Anak itu menjawab, “Tuan suruh manusia berkumpul di satu tempat. Kemudian suruhkan menaikkan daku ke atas kayu palang (salib), lalu akan ambil satu anak panah kepunyaanku sendiri dari dalam busurnya. Kemudian akan bidik aku dengan tepat, lalu baca,
“Dengan nama Allah, Tuhannya anak kecil ini."
Dengan melakukan cara demikian barulah Tuan dapat membunuhku.
Permintaannya itu dilakukan oleh raja, diambil anak panahnya dari busurnya dan dengan mengucapkan, “Dengan nama Allah, Tuhannya anak kecil Ini." Lalu dipanahnya anak kecil itu, tepat kena jantungnya dan terkulailah kepalanya, sedang tangannya memegang pangkal panah yang telah tersisip di dadanya dan dia pun matilah.
Tiba-tiba terloncatlah dari mulut seluruh orang yang hadir,
“Kami beriman kepada Tuhan anak kecil ini."
Gempitalah suara di tanah lapang itu menyatakan iman kepada Allah, yang dipercayai oleh anak kecil itu.
Maka berbisiklah seorang kepada raja, “Tidakkah Tuan perhatikan? Bukankah apa yang Tuan takuti selama ini telah terjadi? Budak kecil itu mati, tetapi semua orang telah menganut ajarannya?"
Sangatlah murka raja melihat manusia telah berbalik arah. Lalu raja memerintahkan menangkapi orang-orang yang menyatakan percaya kepada Tuhan anak kecil itu, dan baginda suruh gali lubang-lubang atau parit-parit besar. Dan diancamlah orang, “Barangsiapa yang masih memegang kepercayaan anak kecil itu akan dimasukkan ke dalamnya dan dibakar dan siapa yang kembali kepada agama nenek moyang, akan selamat."
Mendengar itu tidaklah mereka mundur, malahan mereka berduyun mendekati lubang yang ternganga itu menunggu giliran dibakar. Maka adalah di antara mereka itu seorang perempuan yang sedang membimbing anaknya, ketika telah dekat ke pinggir lubang itu timbul ragu-ragu dalam hatinya. Tiba-tiba berkatalah anaknya yang dalam bimbingan itu, “Teguhkan hatimu, ibuku! Ibu ada dalam agama yang benar!"

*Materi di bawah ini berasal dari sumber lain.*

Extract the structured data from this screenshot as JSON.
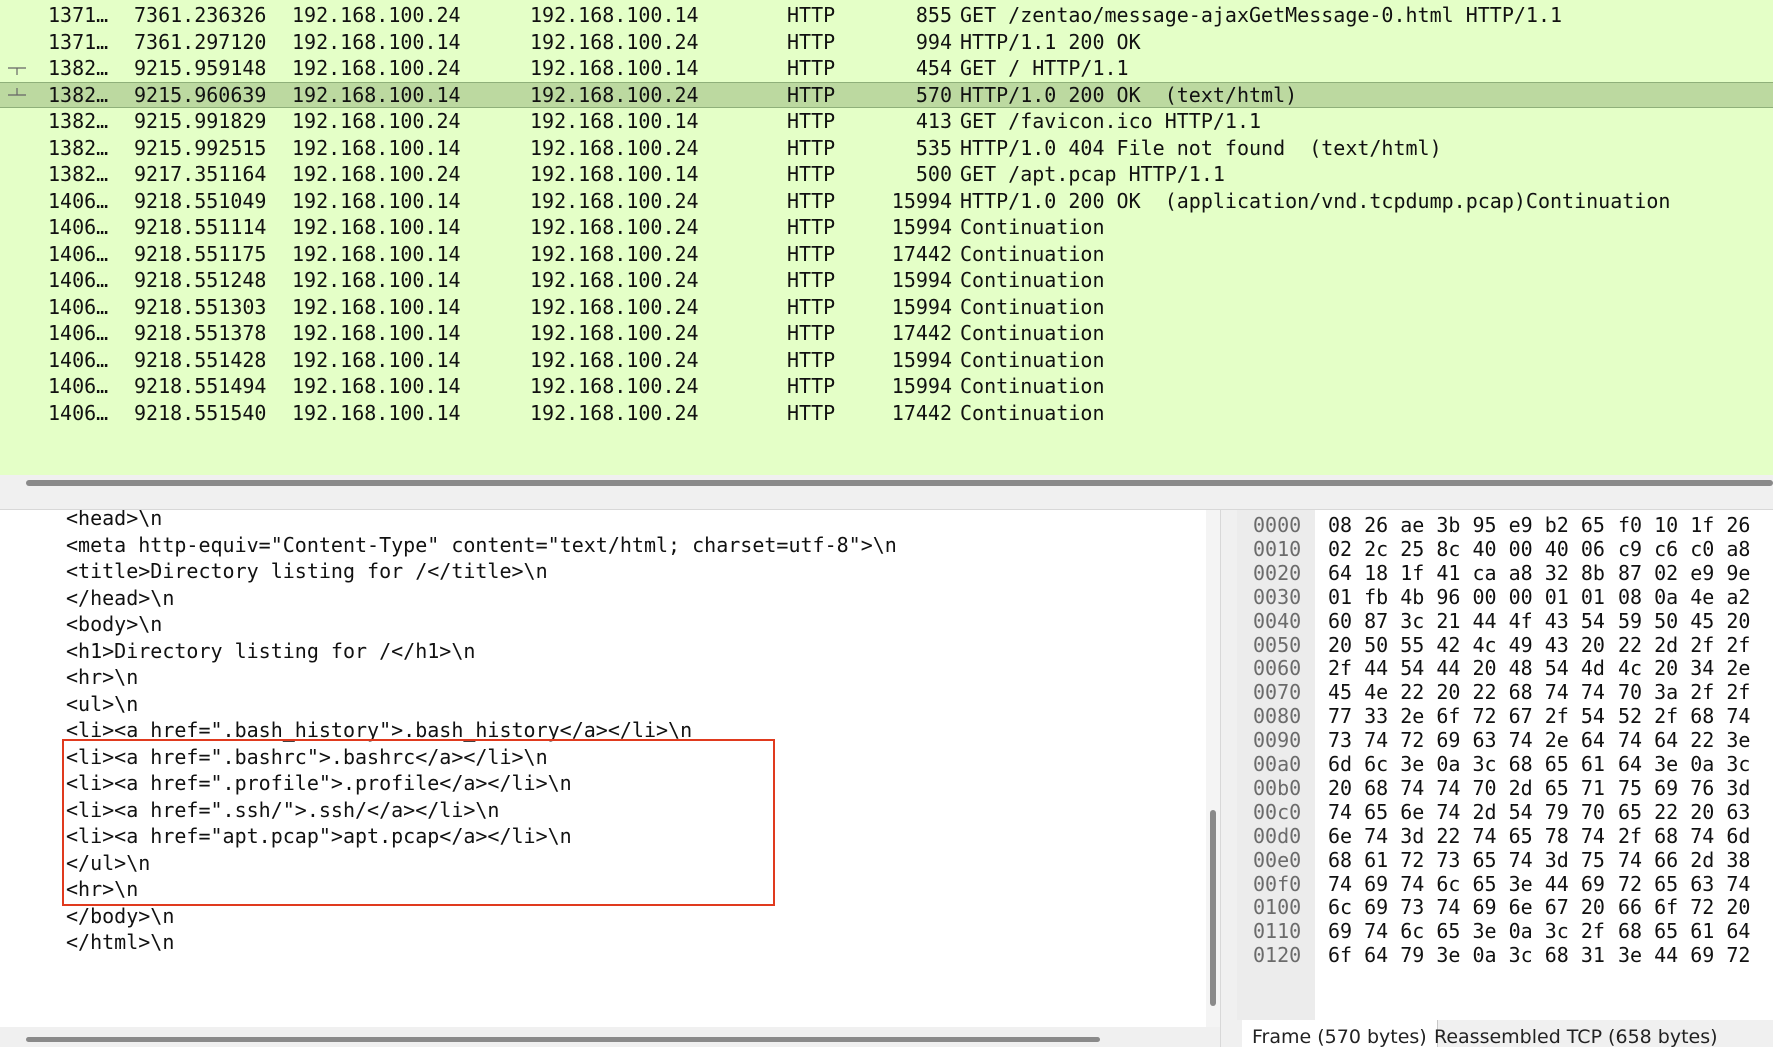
{
  "packet_list": {
    "rows": [
      {
        "no": "1371…",
        "time": "7361.236326",
        "src": "192.168.100.24",
        "dst": "192.168.100.14",
        "proto": "HTTP",
        "len": "855",
        "info": "GET /zentao/message-ajaxGetMessage-0.html HTTP/1.1"
      },
      {
        "no": "1371…",
        "time": "7361.297120",
        "src": "192.168.100.14",
        "dst": "192.168.100.24",
        "proto": "HTTP",
        "len": "994",
        "info": "HTTP/1.1 200 OK"
      },
      {
        "no": "1382…",
        "time": "9215.959148",
        "src": "192.168.100.24",
        "dst": "192.168.100.14",
        "proto": "HTTP",
        "len": "454",
        "info": "GET / HTTP/1.1"
      },
      {
        "no": "1382…",
        "time": "9215.960639",
        "src": "192.168.100.14",
        "dst": "192.168.100.24",
        "proto": "HTTP",
        "len": "570",
        "info": "HTTP/1.0 200 OK  (text/html)"
      },
      {
        "no": "1382…",
        "time": "9215.991829",
        "src": "192.168.100.24",
        "dst": "192.168.100.14",
        "proto": "HTTP",
        "len": "413",
        "info": "GET /favicon.ico HTTP/1.1"
      },
      {
        "no": "1382…",
        "time": "9215.992515",
        "src": "192.168.100.14",
        "dst": "192.168.100.24",
        "proto": "HTTP",
        "len": "535",
        "info": "HTTP/1.0 404 File not found  (text/html)"
      },
      {
        "no": "1382…",
        "time": "9217.351164",
        "src": "192.168.100.24",
        "dst": "192.168.100.14",
        "proto": "HTTP",
        "len": "500",
        "info": "GET /apt.pcap HTTP/1.1"
      },
      {
        "no": "1406…",
        "time": "9218.551049",
        "src": "192.168.100.14",
        "dst": "192.168.100.24",
        "proto": "HTTP",
        "len": "15994",
        "info": "HTTP/1.0 200 OK  (application/vnd.tcpdump.pcap)Continuation"
      },
      {
        "no": "1406…",
        "time": "9218.551114",
        "src": "192.168.100.14",
        "dst": "192.168.100.24",
        "proto": "HTTP",
        "len": "15994",
        "info": "Continuation"
      },
      {
        "no": "1406…",
        "time": "9218.551175",
        "src": "192.168.100.14",
        "dst": "192.168.100.24",
        "proto": "HTTP",
        "len": "17442",
        "info": "Continuation"
      },
      {
        "no": "1406…",
        "time": "9218.551248",
        "src": "192.168.100.14",
        "dst": "192.168.100.24",
        "proto": "HTTP",
        "len": "15994",
        "info": "Continuation"
      },
      {
        "no": "1406…",
        "time": "9218.551303",
        "src": "192.168.100.14",
        "dst": "192.168.100.24",
        "proto": "HTTP",
        "len": "15994",
        "info": "Continuation"
      },
      {
        "no": "1406…",
        "time": "9218.551378",
        "src": "192.168.100.14",
        "dst": "192.168.100.24",
        "proto": "HTTP",
        "len": "17442",
        "info": "Continuation"
      },
      {
        "no": "1406…",
        "time": "9218.551428",
        "src": "192.168.100.14",
        "dst": "192.168.100.24",
        "proto": "HTTP",
        "len": "15994",
        "info": "Continuation"
      },
      {
        "no": "1406…",
        "time": "9218.551494",
        "src": "192.168.100.14",
        "dst": "192.168.100.24",
        "proto": "HTTP",
        "len": "15994",
        "info": "Continuation"
      },
      {
        "no": "1406…",
        "time": "9218.551540",
        "src": "192.168.100.14",
        "dst": "192.168.100.24",
        "proto": "HTTP",
        "len": "17442",
        "info": "Continuation"
      }
    ],
    "selected_row": 3,
    "colors": {
      "row_bg": "#e4ffc7",
      "selected_bg": "#bcd9a0"
    }
  },
  "text_pane": {
    "lines": [
      "<head>\\n",
      "<meta http-equiv=\"Content-Type\" content=\"text/html; charset=utf-8\">\\n",
      "<title>Directory listing for /</title>\\n",
      "</head>\\n",
      "<body>\\n",
      "<h1>Directory listing for /</h1>\\n",
      "<hr>\\n",
      "<ul>\\n",
      "<li><a href=\".bash_history\">.bash_history</a></li>\\n",
      "<li><a href=\".bashrc\">.bashrc</a></li>\\n",
      "<li><a href=\".profile\">.profile</a></li>\\n",
      "<li><a href=\".ssh/\">.ssh/</a></li>\\n",
      "<li><a href=\"apt.pcap\">apt.pcap</a></li>\\n",
      "</ul>\\n",
      "<hr>\\n",
      "</body>\\n",
      "</html>\\n"
    ],
    "highlight_color": "#e03a1e"
  },
  "hex_pane": {
    "rows": [
      {
        "offset": "0000",
        "bytes": "08 26 ae 3b 95 e9 b2 65",
        "bytes2": "f0 10 1f 26"
      },
      {
        "offset": "0010",
        "bytes": "02 2c 25 8c 40 00 40 06",
        "bytes2": "c9 c6 c0 a8"
      },
      {
        "offset": "0020",
        "bytes": "64 18 1f 41 ca a8 32 8b",
        "bytes2": "87 02 e9 9e"
      },
      {
        "offset": "0030",
        "bytes": "01 fb 4b 96 00 00 01 01",
        "bytes2": "08 0a 4e a2"
      },
      {
        "offset": "0040",
        "bytes": "60 87 3c 21 44 4f 43 54",
        "bytes2": "59 50 45 20"
      },
      {
        "offset": "0050",
        "bytes": "20 50 55 42 4c 49 43 20",
        "bytes2": "22 2d 2f 2f"
      },
      {
        "offset": "0060",
        "bytes": "2f 44 54 44 20 48 54 4d",
        "bytes2": "4c 20 34 2e"
      },
      {
        "offset": "0070",
        "bytes": "45 4e 22 20 22 68 74 74",
        "bytes2": "70 3a 2f 2f"
      },
      {
        "offset": "0080",
        "bytes": "77 33 2e 6f 72 67 2f 54",
        "bytes2": "52 2f 68 74"
      },
      {
        "offset": "0090",
        "bytes": "73 74 72 69 63 74 2e 64",
        "bytes2": "74 64 22 3e"
      },
      {
        "offset": "00a0",
        "bytes": "6d 6c 3e 0a 3c 68 65 61",
        "bytes2": "64 3e 0a 3c"
      },
      {
        "offset": "00b0",
        "bytes": "20 68 74 74 70 2d 65 71",
        "bytes2": "75 69 76 3d"
      },
      {
        "offset": "00c0",
        "bytes": "74 65 6e 74 2d 54 79 70",
        "bytes2": "65 22 20 63"
      },
      {
        "offset": "00d0",
        "bytes": "6e 74 3d 22 74 65 78 74",
        "bytes2": "2f 68 74 6d"
      },
      {
        "offset": "00e0",
        "bytes": "68 61 72 73 65 74 3d 75",
        "bytes2": "74 66 2d 38"
      },
      {
        "offset": "00f0",
        "bytes": "74 69 74 6c 65 3e 44 69",
        "bytes2": "72 65 63 74"
      },
      {
        "offset": "0100",
        "bytes": "6c 69 73 74 69 6e 67 20",
        "bytes2": "66 6f 72 20"
      },
      {
        "offset": "0110",
        "bytes": "69 74 6c 65 3e 0a 3c 2f",
        "bytes2": "68 65 61 64"
      },
      {
        "offset": "0120",
        "bytes": "6f 64 79 3e 0a 3c 68 31",
        "bytes2": "3e 44 69 72"
      }
    ],
    "tabs": {
      "frame": "Frame (570 bytes)",
      "reassembled": "Reassembled TCP (658 bytes)"
    }
  }
}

Ayat dan surah al-Buruuj ini dapatlah menjadi pegangan bagi tiap-tiap orang yang ingin mengambil teladan dalam kekuatan iman. Kadang-kadang sikap dan sifat lemah tidaklah akan menolong jika musuh-musuh tauhid itu telah menyatakan sikap hendak berlaku sewenang-wenang. Namun mati itu hanya sebentar saja. Setelah putus nyawa, bertemulah apa yang dicitakan oleh Mukmin, yaitu Liqa Rabbihi; berjumpa dengan Tuhannya.